Sayın Demirel'in bilgisine, görgüsüne, devlet tecrübesine erişmek ve bu konuda olumsuz bir söz söylemek mümkün değil. Bu bakımdan herkezden tam puan alır. Fakat kendisine tam puan veremediğimiz hususlarda mevcuttur. Tam puan vermediğimiz hususlar bu yetenekleri ile ilgili değildir. Neden hala bu memlekette kendisine ihtiyaç duyulmasıdır. Sayın DEMİREL; kırk yaşında partisini iktidara taşımış, başbakan olmuş, bu görevi de büyük bir başarıyla yerine getirmiş bir devlet adamı olarak kendisinden sonra gelen gençlere neden fırsat tanımamıştır.
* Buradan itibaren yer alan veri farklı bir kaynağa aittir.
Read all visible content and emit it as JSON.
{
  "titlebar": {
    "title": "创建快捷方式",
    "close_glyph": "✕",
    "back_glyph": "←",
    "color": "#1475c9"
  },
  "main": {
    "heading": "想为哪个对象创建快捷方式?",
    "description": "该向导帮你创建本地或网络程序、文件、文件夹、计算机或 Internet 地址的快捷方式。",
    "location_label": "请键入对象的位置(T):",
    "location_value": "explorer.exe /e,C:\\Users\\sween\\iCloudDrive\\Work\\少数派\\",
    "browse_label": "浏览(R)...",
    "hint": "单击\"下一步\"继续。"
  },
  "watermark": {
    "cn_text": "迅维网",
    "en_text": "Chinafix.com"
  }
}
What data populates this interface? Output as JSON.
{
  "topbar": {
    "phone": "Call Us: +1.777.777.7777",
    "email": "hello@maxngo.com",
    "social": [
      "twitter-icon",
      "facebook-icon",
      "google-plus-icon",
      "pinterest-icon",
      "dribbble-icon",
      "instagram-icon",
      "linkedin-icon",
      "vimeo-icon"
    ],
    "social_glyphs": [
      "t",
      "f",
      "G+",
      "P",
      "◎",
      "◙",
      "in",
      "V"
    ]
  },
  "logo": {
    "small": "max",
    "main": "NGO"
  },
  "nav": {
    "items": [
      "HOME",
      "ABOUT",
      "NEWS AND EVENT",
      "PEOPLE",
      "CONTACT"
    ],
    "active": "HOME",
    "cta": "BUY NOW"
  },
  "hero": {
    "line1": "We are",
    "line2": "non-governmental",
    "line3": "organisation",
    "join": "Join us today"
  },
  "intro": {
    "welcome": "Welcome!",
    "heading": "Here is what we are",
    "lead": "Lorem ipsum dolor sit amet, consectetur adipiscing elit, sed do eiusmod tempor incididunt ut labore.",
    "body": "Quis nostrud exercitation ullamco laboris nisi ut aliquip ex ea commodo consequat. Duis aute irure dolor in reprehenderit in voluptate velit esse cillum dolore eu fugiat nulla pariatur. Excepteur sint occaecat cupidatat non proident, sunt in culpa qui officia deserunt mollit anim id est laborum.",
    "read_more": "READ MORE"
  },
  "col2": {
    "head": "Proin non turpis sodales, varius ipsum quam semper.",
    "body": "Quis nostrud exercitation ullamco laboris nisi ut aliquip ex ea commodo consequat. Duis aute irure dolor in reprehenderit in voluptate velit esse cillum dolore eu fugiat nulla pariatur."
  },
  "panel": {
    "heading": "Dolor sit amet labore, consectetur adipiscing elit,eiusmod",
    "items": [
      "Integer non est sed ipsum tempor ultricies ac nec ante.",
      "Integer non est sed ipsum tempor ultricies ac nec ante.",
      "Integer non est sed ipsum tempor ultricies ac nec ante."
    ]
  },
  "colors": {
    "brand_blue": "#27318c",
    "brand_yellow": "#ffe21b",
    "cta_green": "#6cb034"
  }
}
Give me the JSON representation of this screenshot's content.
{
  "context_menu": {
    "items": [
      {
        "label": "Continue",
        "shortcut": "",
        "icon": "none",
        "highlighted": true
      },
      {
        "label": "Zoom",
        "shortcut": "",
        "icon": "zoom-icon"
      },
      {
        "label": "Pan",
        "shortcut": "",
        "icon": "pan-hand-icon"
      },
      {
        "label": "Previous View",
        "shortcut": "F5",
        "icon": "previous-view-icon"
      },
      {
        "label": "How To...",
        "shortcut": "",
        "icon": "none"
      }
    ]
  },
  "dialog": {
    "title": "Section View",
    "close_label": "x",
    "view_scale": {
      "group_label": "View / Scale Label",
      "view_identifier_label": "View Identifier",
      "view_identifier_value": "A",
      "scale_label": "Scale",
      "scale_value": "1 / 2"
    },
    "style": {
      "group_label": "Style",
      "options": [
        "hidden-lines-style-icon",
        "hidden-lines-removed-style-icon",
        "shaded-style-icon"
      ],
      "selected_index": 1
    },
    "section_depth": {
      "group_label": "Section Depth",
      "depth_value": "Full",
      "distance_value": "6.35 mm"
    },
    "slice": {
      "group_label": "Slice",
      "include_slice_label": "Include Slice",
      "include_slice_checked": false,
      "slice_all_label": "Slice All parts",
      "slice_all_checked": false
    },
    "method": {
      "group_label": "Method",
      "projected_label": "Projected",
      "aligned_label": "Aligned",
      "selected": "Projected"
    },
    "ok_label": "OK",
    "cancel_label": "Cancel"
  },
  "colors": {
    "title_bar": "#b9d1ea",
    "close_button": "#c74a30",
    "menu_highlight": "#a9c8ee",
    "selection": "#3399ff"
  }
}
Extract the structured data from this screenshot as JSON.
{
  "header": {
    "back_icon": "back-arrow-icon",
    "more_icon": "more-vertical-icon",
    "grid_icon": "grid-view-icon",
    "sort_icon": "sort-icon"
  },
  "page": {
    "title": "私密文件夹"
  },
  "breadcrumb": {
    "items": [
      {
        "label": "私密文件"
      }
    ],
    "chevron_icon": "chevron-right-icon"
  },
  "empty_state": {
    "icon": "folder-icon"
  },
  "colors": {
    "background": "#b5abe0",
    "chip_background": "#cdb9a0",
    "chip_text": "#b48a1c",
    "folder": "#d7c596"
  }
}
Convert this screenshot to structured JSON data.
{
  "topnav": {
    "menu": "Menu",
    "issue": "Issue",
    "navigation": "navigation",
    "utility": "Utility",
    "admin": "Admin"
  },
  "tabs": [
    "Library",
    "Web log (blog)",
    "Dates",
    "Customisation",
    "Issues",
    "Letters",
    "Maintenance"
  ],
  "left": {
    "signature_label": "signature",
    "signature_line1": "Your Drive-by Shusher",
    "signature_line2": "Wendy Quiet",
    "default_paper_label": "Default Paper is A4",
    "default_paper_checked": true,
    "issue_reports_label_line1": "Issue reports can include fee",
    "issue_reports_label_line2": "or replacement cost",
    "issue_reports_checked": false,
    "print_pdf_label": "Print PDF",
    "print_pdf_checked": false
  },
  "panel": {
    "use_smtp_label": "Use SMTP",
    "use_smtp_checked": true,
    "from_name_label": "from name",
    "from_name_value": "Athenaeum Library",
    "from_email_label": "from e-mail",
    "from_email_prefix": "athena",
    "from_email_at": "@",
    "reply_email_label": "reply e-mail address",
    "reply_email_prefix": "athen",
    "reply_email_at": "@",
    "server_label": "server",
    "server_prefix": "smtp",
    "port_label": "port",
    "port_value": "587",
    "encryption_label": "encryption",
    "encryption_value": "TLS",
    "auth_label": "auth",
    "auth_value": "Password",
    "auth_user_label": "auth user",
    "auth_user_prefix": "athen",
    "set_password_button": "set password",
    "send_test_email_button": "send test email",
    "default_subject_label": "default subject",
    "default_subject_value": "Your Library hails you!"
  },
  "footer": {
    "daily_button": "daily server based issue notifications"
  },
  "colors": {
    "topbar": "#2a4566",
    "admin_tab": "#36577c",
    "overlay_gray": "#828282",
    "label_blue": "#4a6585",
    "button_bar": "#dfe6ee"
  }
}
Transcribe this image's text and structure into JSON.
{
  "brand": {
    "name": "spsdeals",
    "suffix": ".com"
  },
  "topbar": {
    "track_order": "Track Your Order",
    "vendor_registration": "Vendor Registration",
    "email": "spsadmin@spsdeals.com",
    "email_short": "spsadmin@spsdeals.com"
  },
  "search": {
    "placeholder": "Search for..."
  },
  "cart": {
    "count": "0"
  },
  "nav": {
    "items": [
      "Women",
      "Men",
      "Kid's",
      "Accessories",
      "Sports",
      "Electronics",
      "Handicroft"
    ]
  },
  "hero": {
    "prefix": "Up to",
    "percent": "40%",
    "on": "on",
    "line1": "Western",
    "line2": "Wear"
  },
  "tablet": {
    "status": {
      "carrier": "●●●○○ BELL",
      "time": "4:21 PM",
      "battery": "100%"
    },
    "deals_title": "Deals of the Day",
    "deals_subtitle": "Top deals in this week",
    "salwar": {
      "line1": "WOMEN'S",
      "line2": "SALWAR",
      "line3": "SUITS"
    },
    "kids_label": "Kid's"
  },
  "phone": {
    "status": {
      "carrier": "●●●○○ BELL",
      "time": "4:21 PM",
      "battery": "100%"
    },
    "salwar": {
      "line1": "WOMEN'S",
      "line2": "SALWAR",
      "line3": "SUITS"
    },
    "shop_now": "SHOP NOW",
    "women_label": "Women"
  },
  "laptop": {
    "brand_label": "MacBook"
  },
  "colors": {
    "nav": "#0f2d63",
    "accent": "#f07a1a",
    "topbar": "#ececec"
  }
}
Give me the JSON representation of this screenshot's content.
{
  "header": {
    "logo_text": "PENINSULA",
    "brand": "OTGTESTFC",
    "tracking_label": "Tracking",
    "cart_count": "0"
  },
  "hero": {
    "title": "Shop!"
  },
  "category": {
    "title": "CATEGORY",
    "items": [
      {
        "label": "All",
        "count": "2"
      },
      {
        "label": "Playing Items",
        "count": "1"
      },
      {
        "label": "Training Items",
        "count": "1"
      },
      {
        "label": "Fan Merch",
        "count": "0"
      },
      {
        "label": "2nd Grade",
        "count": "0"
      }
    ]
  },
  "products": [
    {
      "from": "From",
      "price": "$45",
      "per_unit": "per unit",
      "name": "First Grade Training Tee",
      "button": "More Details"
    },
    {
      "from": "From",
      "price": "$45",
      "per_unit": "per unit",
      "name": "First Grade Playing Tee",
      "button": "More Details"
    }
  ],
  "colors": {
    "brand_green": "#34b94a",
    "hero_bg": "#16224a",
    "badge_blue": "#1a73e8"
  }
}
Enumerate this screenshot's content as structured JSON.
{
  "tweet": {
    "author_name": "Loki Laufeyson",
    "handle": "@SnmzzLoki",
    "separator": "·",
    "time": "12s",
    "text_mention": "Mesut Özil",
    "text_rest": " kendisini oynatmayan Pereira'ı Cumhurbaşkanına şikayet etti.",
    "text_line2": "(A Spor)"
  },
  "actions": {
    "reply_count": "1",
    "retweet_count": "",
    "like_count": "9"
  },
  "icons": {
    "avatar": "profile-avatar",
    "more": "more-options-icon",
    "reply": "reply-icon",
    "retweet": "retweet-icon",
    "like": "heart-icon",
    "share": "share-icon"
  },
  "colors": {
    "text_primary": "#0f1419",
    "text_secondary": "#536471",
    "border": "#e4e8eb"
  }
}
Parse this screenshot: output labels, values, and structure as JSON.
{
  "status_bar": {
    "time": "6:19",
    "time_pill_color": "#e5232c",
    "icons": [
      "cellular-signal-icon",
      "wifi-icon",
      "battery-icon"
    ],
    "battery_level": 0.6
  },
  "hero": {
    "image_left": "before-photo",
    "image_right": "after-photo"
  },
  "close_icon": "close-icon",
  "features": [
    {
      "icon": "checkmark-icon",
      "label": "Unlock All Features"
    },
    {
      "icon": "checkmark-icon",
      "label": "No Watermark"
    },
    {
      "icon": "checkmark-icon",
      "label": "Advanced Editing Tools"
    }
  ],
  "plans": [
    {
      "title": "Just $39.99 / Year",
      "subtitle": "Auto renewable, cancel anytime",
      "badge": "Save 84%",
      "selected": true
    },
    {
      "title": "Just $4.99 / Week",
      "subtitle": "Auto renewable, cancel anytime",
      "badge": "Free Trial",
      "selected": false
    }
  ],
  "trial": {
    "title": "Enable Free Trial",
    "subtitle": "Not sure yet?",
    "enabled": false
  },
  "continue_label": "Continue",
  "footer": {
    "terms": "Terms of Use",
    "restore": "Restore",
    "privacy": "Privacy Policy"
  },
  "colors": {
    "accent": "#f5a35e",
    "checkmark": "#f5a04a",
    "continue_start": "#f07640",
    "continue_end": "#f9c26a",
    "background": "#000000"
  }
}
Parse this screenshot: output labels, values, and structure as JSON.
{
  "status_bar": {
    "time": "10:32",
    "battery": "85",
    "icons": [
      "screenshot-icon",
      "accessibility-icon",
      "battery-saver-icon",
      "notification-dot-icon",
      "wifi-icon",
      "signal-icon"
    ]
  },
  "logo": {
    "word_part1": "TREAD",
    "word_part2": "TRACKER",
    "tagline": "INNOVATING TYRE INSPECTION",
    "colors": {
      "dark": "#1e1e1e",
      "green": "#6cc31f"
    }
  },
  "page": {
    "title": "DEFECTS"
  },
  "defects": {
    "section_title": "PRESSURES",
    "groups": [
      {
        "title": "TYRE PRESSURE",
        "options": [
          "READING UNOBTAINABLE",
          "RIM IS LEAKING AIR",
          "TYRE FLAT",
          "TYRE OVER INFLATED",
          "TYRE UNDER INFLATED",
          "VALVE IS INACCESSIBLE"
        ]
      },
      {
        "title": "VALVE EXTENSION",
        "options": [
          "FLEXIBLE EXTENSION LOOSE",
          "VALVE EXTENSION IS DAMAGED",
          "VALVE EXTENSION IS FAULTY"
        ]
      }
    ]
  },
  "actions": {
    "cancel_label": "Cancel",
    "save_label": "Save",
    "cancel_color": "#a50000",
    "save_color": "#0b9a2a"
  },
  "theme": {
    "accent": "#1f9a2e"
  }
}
Daima en iyi kendisinin bu ülkeye hizmet edebileceğini göstererek yükselme yolundakilerin önünü tıkamıştır. Nerededir 2000'li yılların dünyasına yön vereceği varsayılan Türkiye Cumhuriyetinin Cumhurbaşkanı, başbakan, bakan ve üst düzey yönetici adayları.?

Demokrasi ve buna dayanan Cumhuriyet rejimleri şahıslarla kaim değildir. Sistemler ve kurallar rejimidir. Şahısların hakimiyeti kırallık ve dikta rejimlerinde görülür. Demokrasileri belirli şahıslarla yürütmeye çalışmak gerçekçi değildir ve sistemin tabiatına aykırıdır. Bugün burada hala ayni şahısların vazgeçilmezliği tartışılıyorsa sistemde önemli arızaların olduğunu varsaymak gerekir.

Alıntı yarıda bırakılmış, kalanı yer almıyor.